Certificated in either Cloudera, Pentaho, Hortonworks, MapR or AWS data certifications.
Build processes supporting data transformation, data structures, metadata, dependency and workload management.
A successful history of manipulating, processing and extracting value from large disconnected datasets.
Working knowledge of message queuing, stream processing, and highly scalable ‘big data’ data stores.
Strong business analyses and organisational skills.
Advanced working SQL knowledge and experience working with relational databases, query authoring (SQL) as well as working familiarity with a variety of databases.
Experience supporting and working with cross-functional teams in a dynamic environment.
Experience using the following software/tools:
Experience with big data tools: Hadoop, Spark, Kafka, Sqoop, Hive etc.
Experience with Big Data and linux security features e.g. Sentry, Navigator
Experience with relational SQL and NoSQL databases, including MongoDB, Postgres and Cassandra.
Experience with Azure and AWS cloud services: EC2, EMR, RDS, Redshift. Cosmos, HDinsights.
Experience with stream-processing systems: Storm, Spark-Streaming, etc.
Experience with object-oriented/object function scripting languages: Python, Java, C++, Scala, Chef, Puppet, Ansible etc.
Experienced with working with linux operating system.
Growth mindset, positive attitude & and a willingness to learn.
Good writing and communications skills.
Able and willing to lean into technical tasks as set by the Architects.

Here’s a Taste of What’s on Offer at dataengine:

Opportunity to solve real-world business problems.
Collaborative and supportive work environment.
Competitive salary.
Be at the forefront of data science innovation in a dynamic startup environment.
Work on a variety of challenging and impactful projects across different industries.
Opportunity to learn and grow your skillset with the latest technologies.
Continuous learning and development opportunities.
Weekly fresh fruit, snacks, monthly industry led lunches and active staff activities.
Be part of a company that is shaping the future of data-driven solutions.

If you are a passionate and talented data geek who is excited about making a real impact, we encourage you to apply!

About dataengine:

dataengine, a New Zealand-based leader in data solutions, empowers businesses to unlock the hidden value within their data and achieve true transformation. We connect people, processes, and technology for optimised efficiency and sustainable impact. Founded in 2018, we’ve grown rapidly thanks to our exceptional team and commitment to delivering practical, impactful results. We believe in building the foundation right, starting with strategic planning and robust architecture.

What sets us apart?

Experienced & Pragmatic: Our team boasts extensive expertise, focusing on tangible outcomes, not just presentations.
Small Wins, Big Impact: We deliver incremental value drops, ensuring our customers see results quickly and continuously.
Holistic Enablement: We develop with our customers, in their environment, empowering our team to own and optimise solutions.

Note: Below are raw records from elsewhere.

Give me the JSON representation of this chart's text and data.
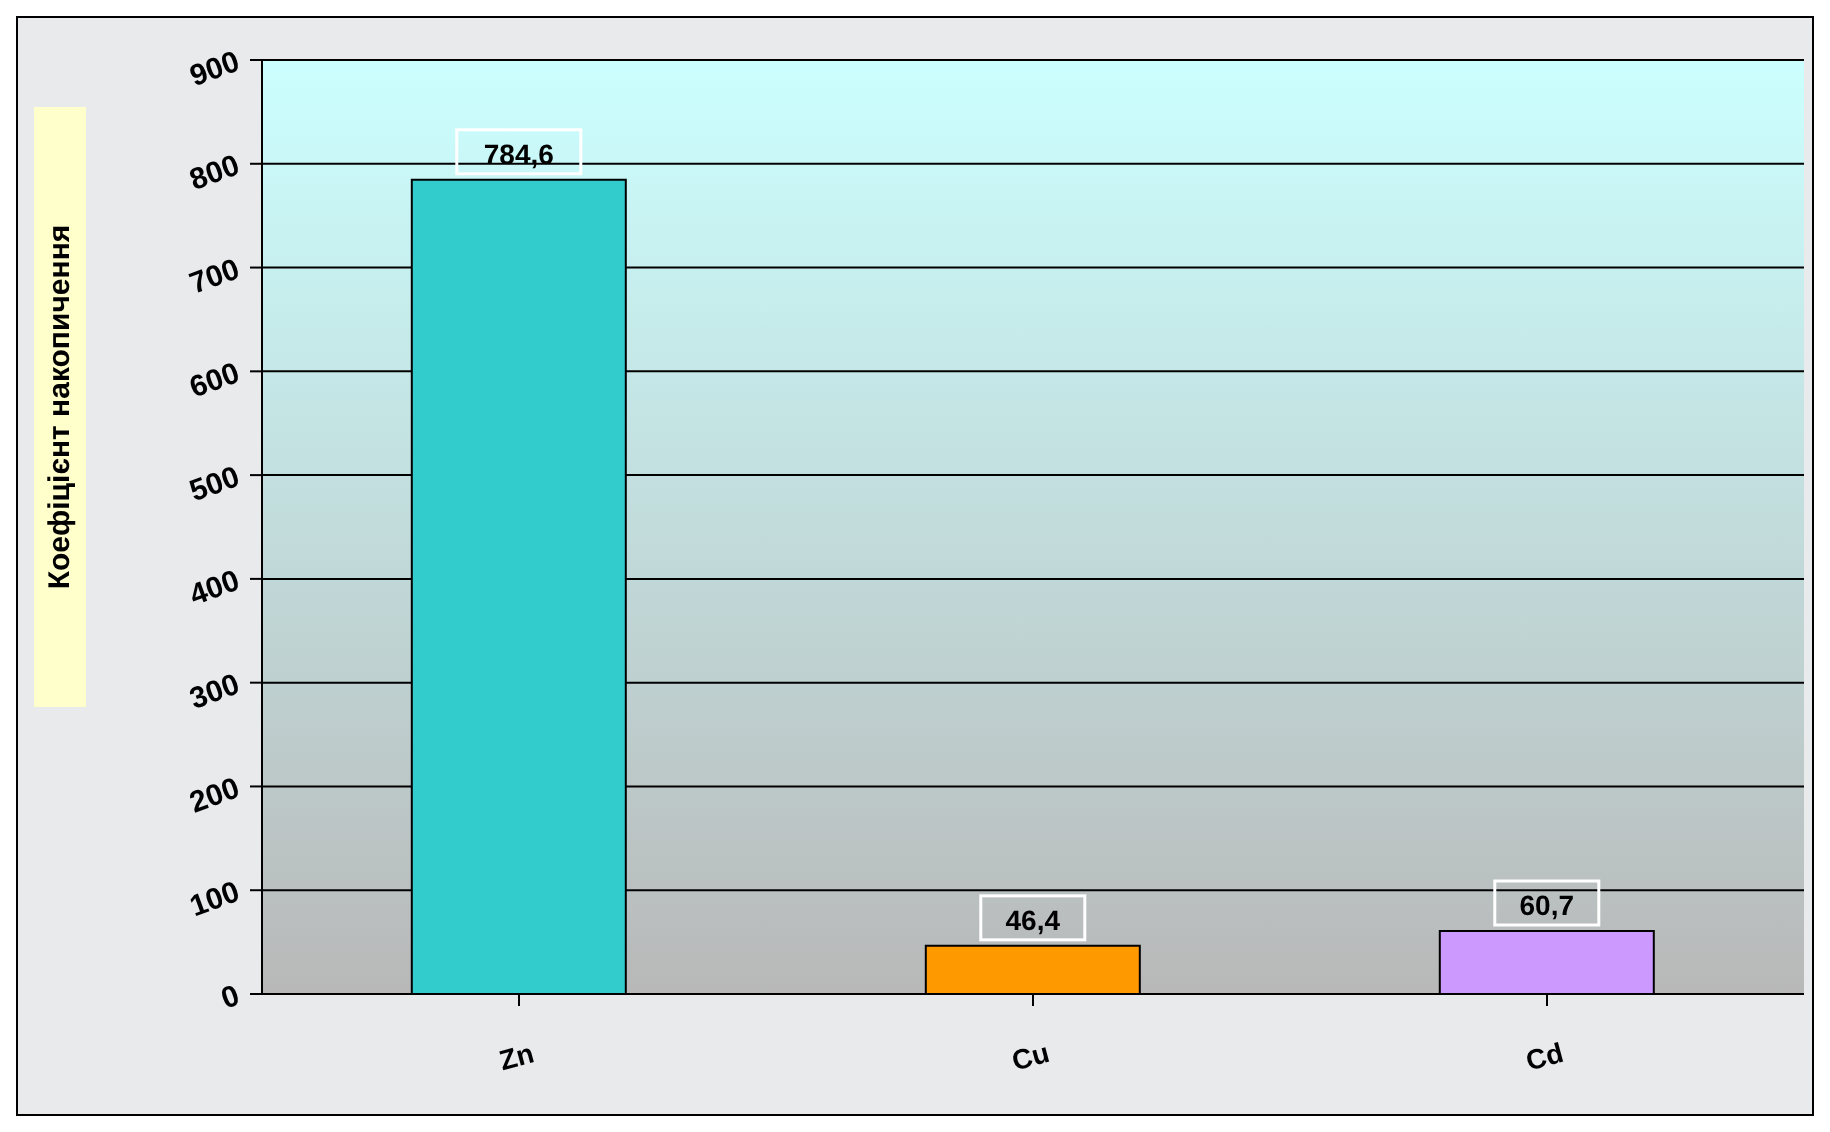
{
  "chart_data": {
    "type": "bar",
    "ylabel": "Коефіцієнт накопичення",
    "categories": [
      "Zn",
      "Cu",
      "Cd"
    ],
    "values": [
      784.6,
      46.4,
      60.7
    ],
    "value_labels": [
      "784,6",
      "46,4",
      "60,7"
    ],
    "colors": [
      "#33cccc",
      "#ff9900",
      "#cc99ff"
    ],
    "ylim": [
      0,
      900
    ],
    "yticks": [
      0,
      100,
      200,
      300,
      400,
      500,
      600,
      700,
      800,
      900
    ],
    "grid": "y"
  }
}
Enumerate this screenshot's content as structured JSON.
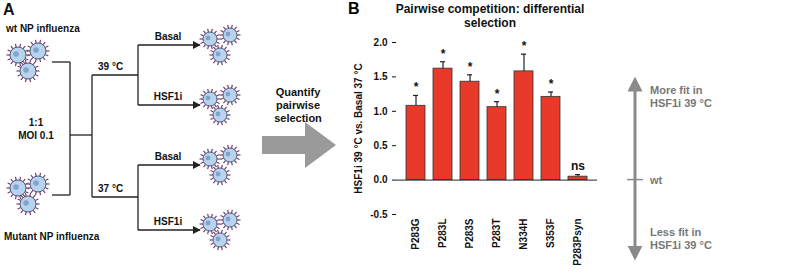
{
  "chart_data": {
    "type": "bar",
    "panel_label": "B",
    "title": "Pairwise competition: differential selection",
    "y_label": "HSF1i 39 °C vs. Basal 37 °C",
    "categories": [
      "P283G",
      "P283L",
      "P283S",
      "P283T",
      "N334H",
      "S353F",
      "P283Psyn"
    ],
    "values": [
      1.08,
      1.62,
      1.43,
      1.06,
      1.58,
      1.21,
      0.05
    ],
    "errors": [
      0.15,
      0.1,
      0.1,
      0.08,
      0.25,
      0.07,
      0.03
    ],
    "significance": [
      "*",
      "*",
      "*",
      "*",
      "*",
      "*",
      "ns"
    ],
    "color": "#e8392a",
    "ylim": [
      -0.5,
      2
    ],
    "yticks": [
      {
        "value": -0.5,
        "label": "-0.5"
      },
      {
        "value": 0,
        "label": "0.0"
      },
      {
        "value": 0.5,
        "label": "0.5"
      },
      {
        "value": 1,
        "label": "1.0"
      },
      {
        "value": 1.5,
        "label": "1.5"
      },
      {
        "value": 2,
        "label": "2.0"
      }
    ],
    "annotations": {
      "up": [
        "More fit in",
        "HSF1i 39 °C"
      ],
      "baseline": "wt",
      "down": [
        "Less fit in",
        "HSF1i 39 °C"
      ]
    }
  },
  "diagram": {
    "panel_label": "A",
    "wt_label": "wt NP influenza",
    "mutant_label": "Mutant NP influenza",
    "mix_label": [
      "1:1",
      "MOI 0.1"
    ],
    "temperatures": [
      "39 °C",
      "37 °C"
    ],
    "treatments": [
      "Basal",
      "HSF1i"
    ],
    "result_label": "Quantify pairwise selection"
  }
}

Leading the way in Generative AI: We’ve developed a unique standalone AI engine, providing secure and accessible tools for our customers’ AI journey. From use case brainstorming to model deployment and tuning, we offer comprehensive support throughout the entire lifecycle.

Beyond AI: Our services range from advisory and resourcing to full-scale platform design and build, catering to any data-driven business need.